2013 is the year of the Bowie; not only did he release his first single in ten years, he realeased the album “Next day” and now having his own exhibition. I am hoping for one last tour, but let’s not get too excited.
The V&A hold amazing exhibitions ever year that has anything to do with fashion, culture, music or film, and even though you may not partically like David Bowie, I really recommend this exhibition. You cannot take photos in the exhibition, otherwise I would have shared some with you, but I definitely think it is one you need to experience for yourself.

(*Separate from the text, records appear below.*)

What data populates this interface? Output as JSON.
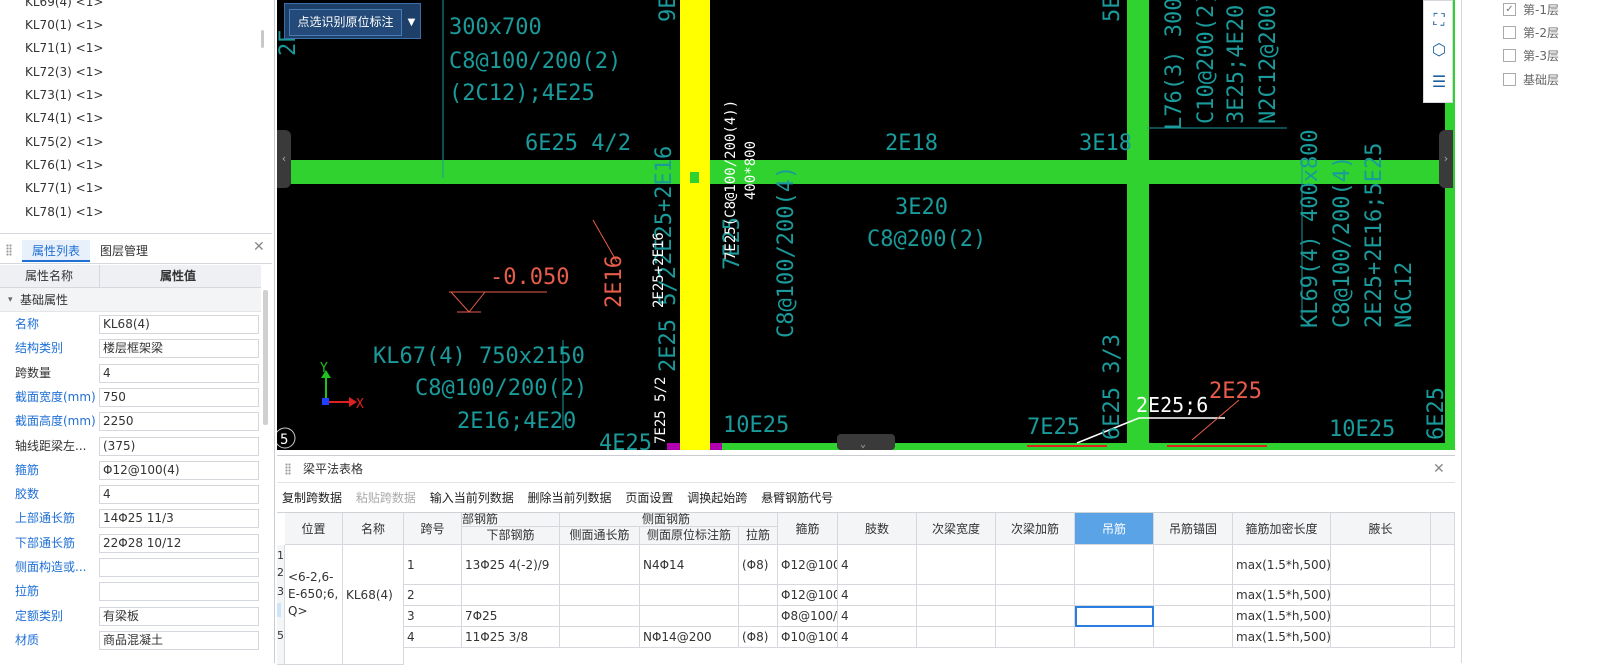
{
  "tree": {
    "items": [
      "KL69(4) <1>",
      "KL70(1) <1>",
      "KL71(1) <1>",
      "KL72(3) <1>",
      "KL73(1) <1>",
      "KL74(1) <1>",
      "KL75(2) <1>",
      "KL76(1) <1>",
      "KL77(1) <1>",
      "KL78(1) <1>"
    ]
  },
  "props_panel": {
    "tab_properties": "属性列表",
    "tab_layers": "图层管理",
    "col_name": "属性名称",
    "col_value": "属性值",
    "group": "基础属性",
    "rows": [
      {
        "k": "名称",
        "v": "KL68(4)"
      },
      {
        "k": "结构类别",
        "v": "楼层框架梁"
      },
      {
        "k": "跨数量",
        "v": "4"
      },
      {
        "k": "截面宽度(mm)",
        "v": "750"
      },
      {
        "k": "截面高度(mm)",
        "v": "2250"
      },
      {
        "k": "轴线距梁左...",
        "v": "(375)"
      },
      {
        "k": "箍筋",
        "v": "Φ12@100(4)"
      },
      {
        "k": "胶数",
        "v": "4"
      },
      {
        "k": "上部通长筋",
        "v": "14Φ25 11/3"
      },
      {
        "k": "下部通长筋",
        "v": "22Φ28 10/12"
      },
      {
        "k": "侧面构造或...",
        "v": ""
      },
      {
        "k": "拉筋",
        "v": ""
      },
      {
        "k": "定额类别",
        "v": "有梁板"
      },
      {
        "k": "材质",
        "v": "商品混凝土"
      }
    ]
  },
  "cad": {
    "button_label": "点选识别原位标注",
    "axis_x": "X",
    "axis_y": "Y",
    "marker_5": "5",
    "texts": {
      "t1": "300x700",
      "t2": "C8@100/200(2)",
      "t3": "(2C12);4E25",
      "t4": "6E25 4/2",
      "t5": "2E18",
      "t6": "3E18",
      "t7": "3E20",
      "t8": "C8@200(2)",
      "t9": "-0.050",
      "t10": "2E16",
      "t11": "KL67(4) 750x2150",
      "t12": "C8@100/200(2)",
      "t13": "2E16;4E20",
      "t14": "4E25",
      "t15": "10E25",
      "t16": "7E25",
      "t17": "2E25;6",
      "t18": "2E25",
      "t19": "10E25",
      "t20": "6E25",
      "v1": "L76(3) 300x",
      "v2": "C10@200(2)",
      "v3": "3E25;4E20",
      "v4": "N2C12@200",
      "v5": "KL69(4) 400x800",
      "v6": "C8@100/200(4)",
      "v7": "2E25+2E16;5E25",
      "v8": "N6C12",
      "v9": "7E25(C8@100/200(4))",
      "v10": "400*800",
      "v11": "7E25",
      "v12": "C8@100/200(4)",
      "v13": "2E25+2E16",
      "v14": "2E25 5/2",
      "v15": "7E25 5/2",
      "v16": "6E25 3/3",
      "v17": "5E",
      "v18": "9E",
      "v19": "2E"
    }
  },
  "bottom": {
    "title": "梁平法表格",
    "toolbar": [
      "复制跨数据",
      "粘贴跨数据",
      "输入当前列数据",
      "删除当前列数据",
      "页面设置",
      "调换起始跨",
      "悬臂钢筋代号"
    ],
    "headers": {
      "pos": "位置",
      "name": "名称",
      "span": "跨号",
      "group_bottom": "部钢筋",
      "bottom": "下部钢筋",
      "group_side": "侧面钢筋",
      "side_long": "侧面通长筋",
      "side_orig": "侧面原位标注筋",
      "tie": "拉筋",
      "stirrup": "箍筋",
      "legs": "肢数",
      "sec_width": "次梁宽度",
      "sec_add": "次梁加筋",
      "hanger": "吊筋",
      "hanger_anchor": "吊筋锚固",
      "stir_dense": "箍筋加密长度",
      "haunch": "腋长"
    },
    "row_numbers": [
      "1",
      "2",
      "3",
      "4",
      "5"
    ],
    "position_cell": "<6-2,6-E-650;6,Q>",
    "name_cell": "KL68(4)",
    "rows": [
      {
        "span": "1",
        "bottom": "13Φ25 4(-2)/9",
        "side_long": "",
        "side_orig": "N4Φ14",
        "tie": "(Φ8)",
        "stirrup": "Φ12@100",
        "legs": "4",
        "dense": "max(1.5*h,500)"
      },
      {
        "span": "2",
        "bottom": "",
        "side_long": "",
        "side_orig": "",
        "tie": "",
        "stirrup": "Φ12@100",
        "legs": "4",
        "dense": "max(1.5*h,500)"
      },
      {
        "span": "3",
        "bottom": "7Φ25",
        "side_long": "",
        "side_orig": "",
        "tie": "",
        "stirrup": "Φ8@100/",
        "legs": "4",
        "dense": "max(1.5*h,500)"
      },
      {
        "span": "4",
        "bottom": "11Φ25 3/8",
        "side_long": "",
        "side_orig": "NΦ14@200",
        "tie": "(Φ8)",
        "stirrup": "Φ10@100",
        "legs": "4",
        "dense": "max(1.5*h,500)"
      }
    ]
  },
  "layers": {
    "items": [
      {
        "label": "第-1层",
        "checked": true
      },
      {
        "label": "第-2层",
        "checked": false
      },
      {
        "label": "第-3层",
        "checked": false
      },
      {
        "label": "基础层",
        "checked": false
      }
    ]
  },
  "colors": {
    "accent": "#1f6fd6",
    "cad_green": "#2fd22f",
    "cad_yellow": "#ffff00",
    "cad_text": "#1a9a9a",
    "cad_red": "#e85c4a",
    "header_blue": "#5aa3e6"
  }
}
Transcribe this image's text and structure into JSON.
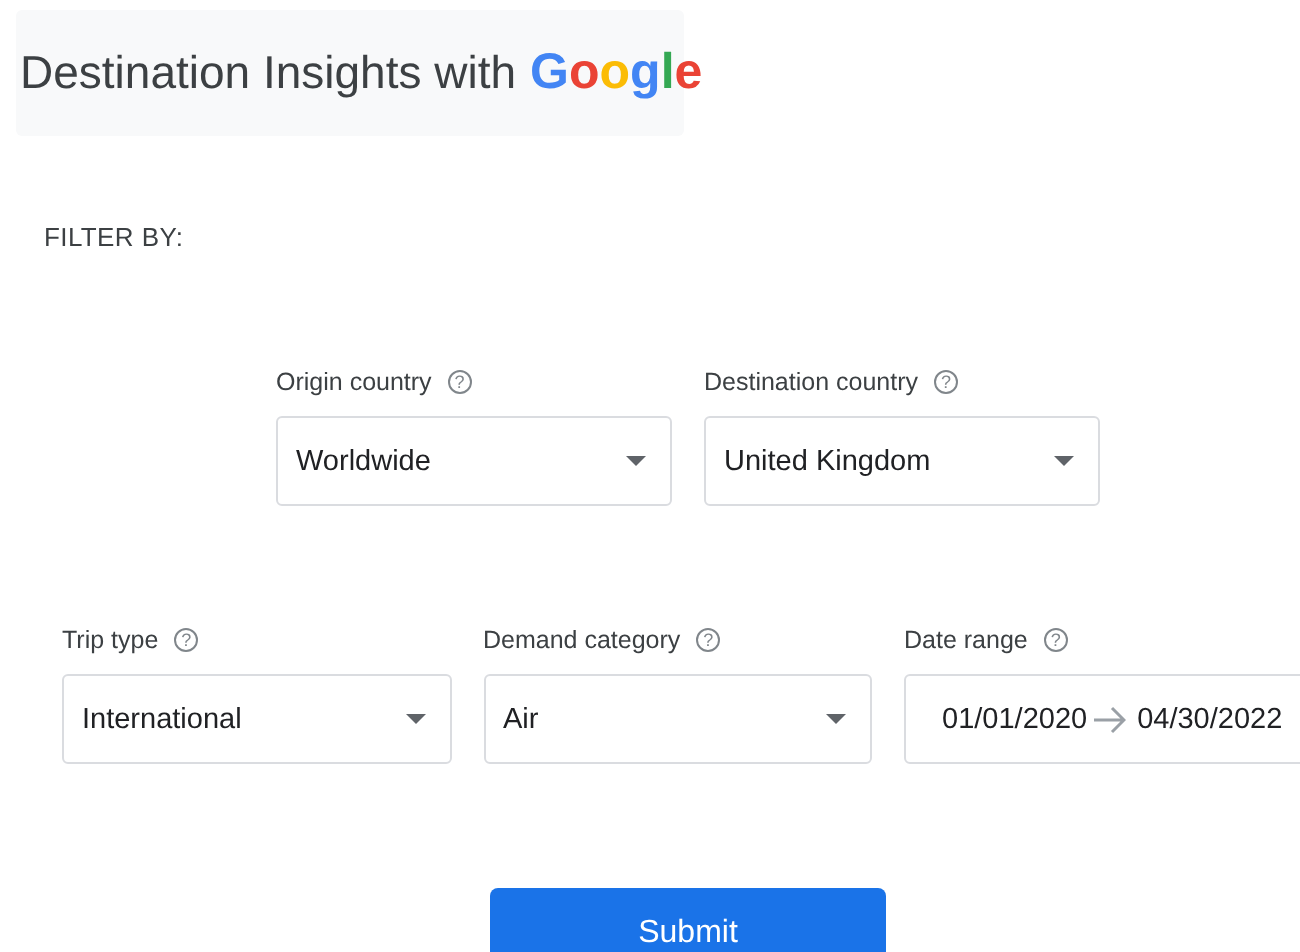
{
  "header": {
    "title": "Destination Insights with",
    "logo": "Google"
  },
  "filter_label": "FILTER BY:",
  "rows": [
    {
      "fields": [
        {
          "kind": "select",
          "label": "Origin country",
          "help": "?",
          "value": "Worldwide"
        },
        {
          "kind": "select",
          "label": "Destination country",
          "help": "?",
          "value": "United Kingdom"
        }
      ]
    },
    {
      "fields": [
        {
          "kind": "select",
          "label": "Trip type",
          "help": "?",
          "value": "International"
        },
        {
          "kind": "select",
          "label": "Demand category",
          "help": "?",
          "value": "Air"
        },
        {
          "kind": "date",
          "label": "Date range",
          "help": "?",
          "start": "01/01/2020",
          "end": "04/30/2022"
        }
      ]
    }
  ],
  "submit": "Submit"
}
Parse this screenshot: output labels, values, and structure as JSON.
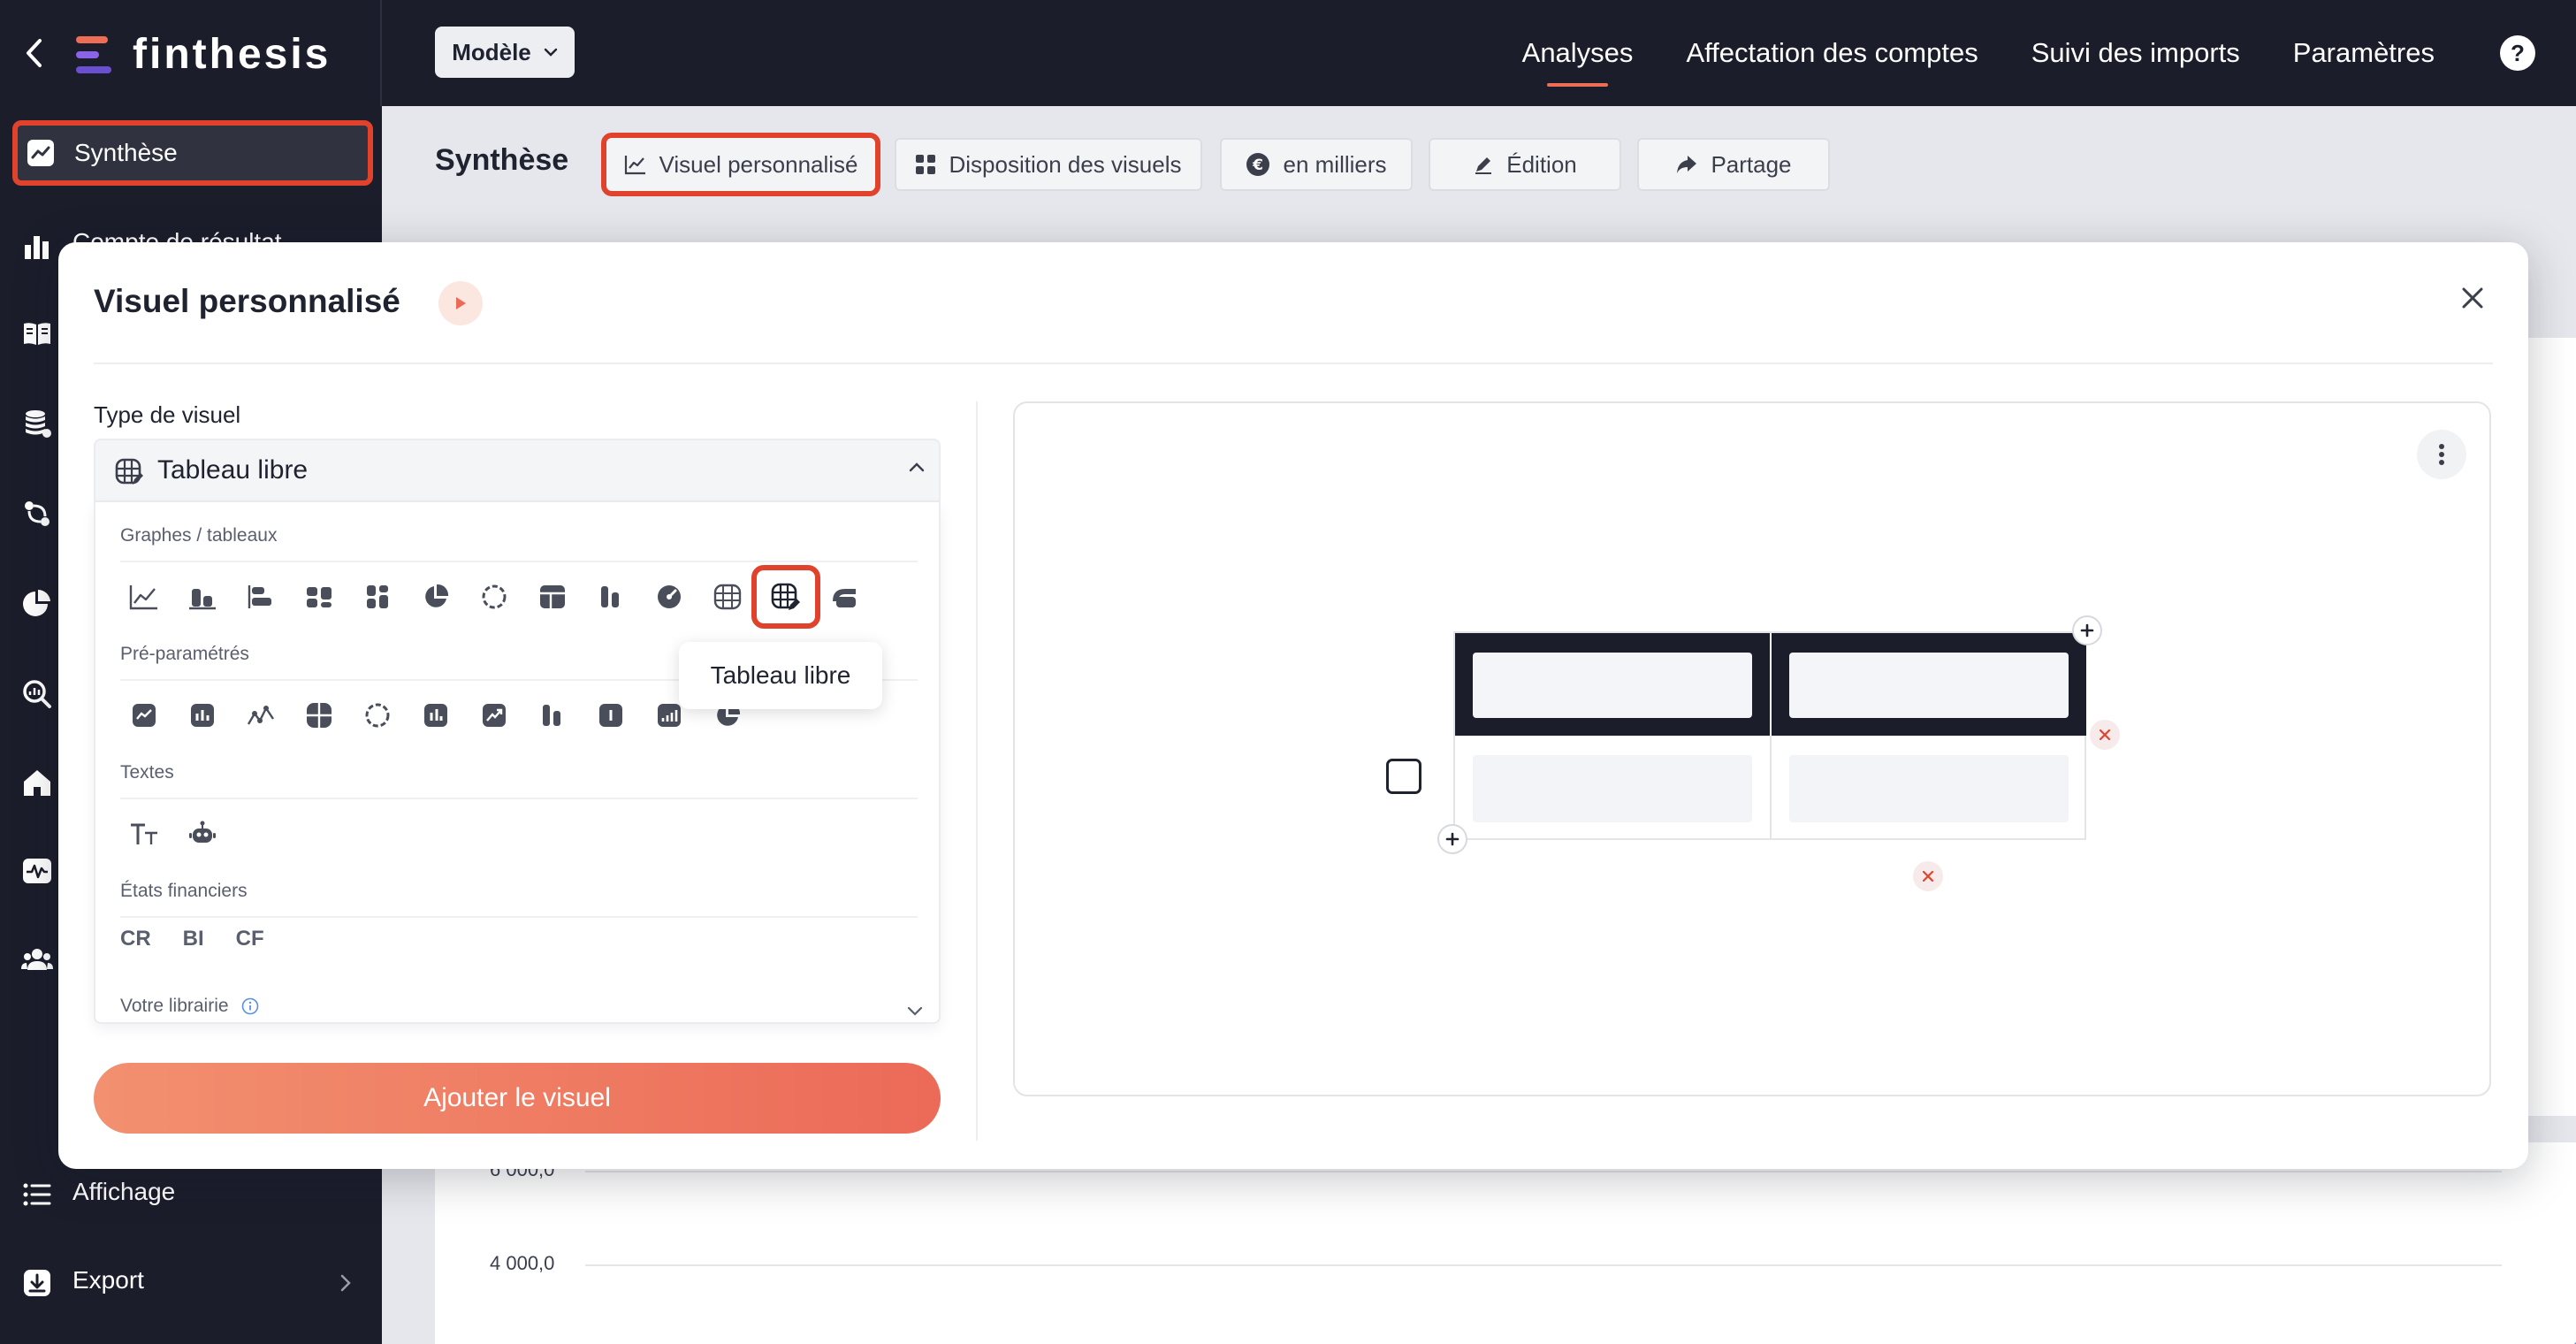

As soon as I walked through the exhibition doors, my breath was well and truly taken. I was geeking out, grabbing my boyfriends hand whilst I was trying to take in everything that laid out in front of me. His famous costumes that he wore were on display, numerous pieces of paper with his handwriting (eek) where scattered with song lyrics, his vinyls were all over the place, drawings and paintings that he created were hung with pride; literally every single piece of documentation that was possible was there.
Not only that, but you got given one of those handset thingies, where Bowie himself is talking to you about the process of his song writing, his influences (which was mainly from Lil Richard) and why he created the personas that he did, i.e. Ziggy Stardust, Aladdin Sane, Major Tom, Thin White Duke and Arnold Corns. We hear about his childhood, his struggles to become the star that he is and we see how tiny he was in reality, and we learn how clever he really is.
Even if you are not the biggest Bowie fan, if you are a fan of music, learning about music, or think you know music, you need to check this out. He shaped music at a time when it needed a bit of a change, think of the musicians who took parts of Bowie to get to where they are today. If you like fashion, go and see his creative and crazy outfits he had to wear in front of millions of people.
I think the highlight were these three things, 1. Walking around listening to his back catalogue and hearing his voice made it so much more personal. 2. The end room where you get to relive his very last concert. 3. The amount of people who are there willing to be taken in by the power of Bowie.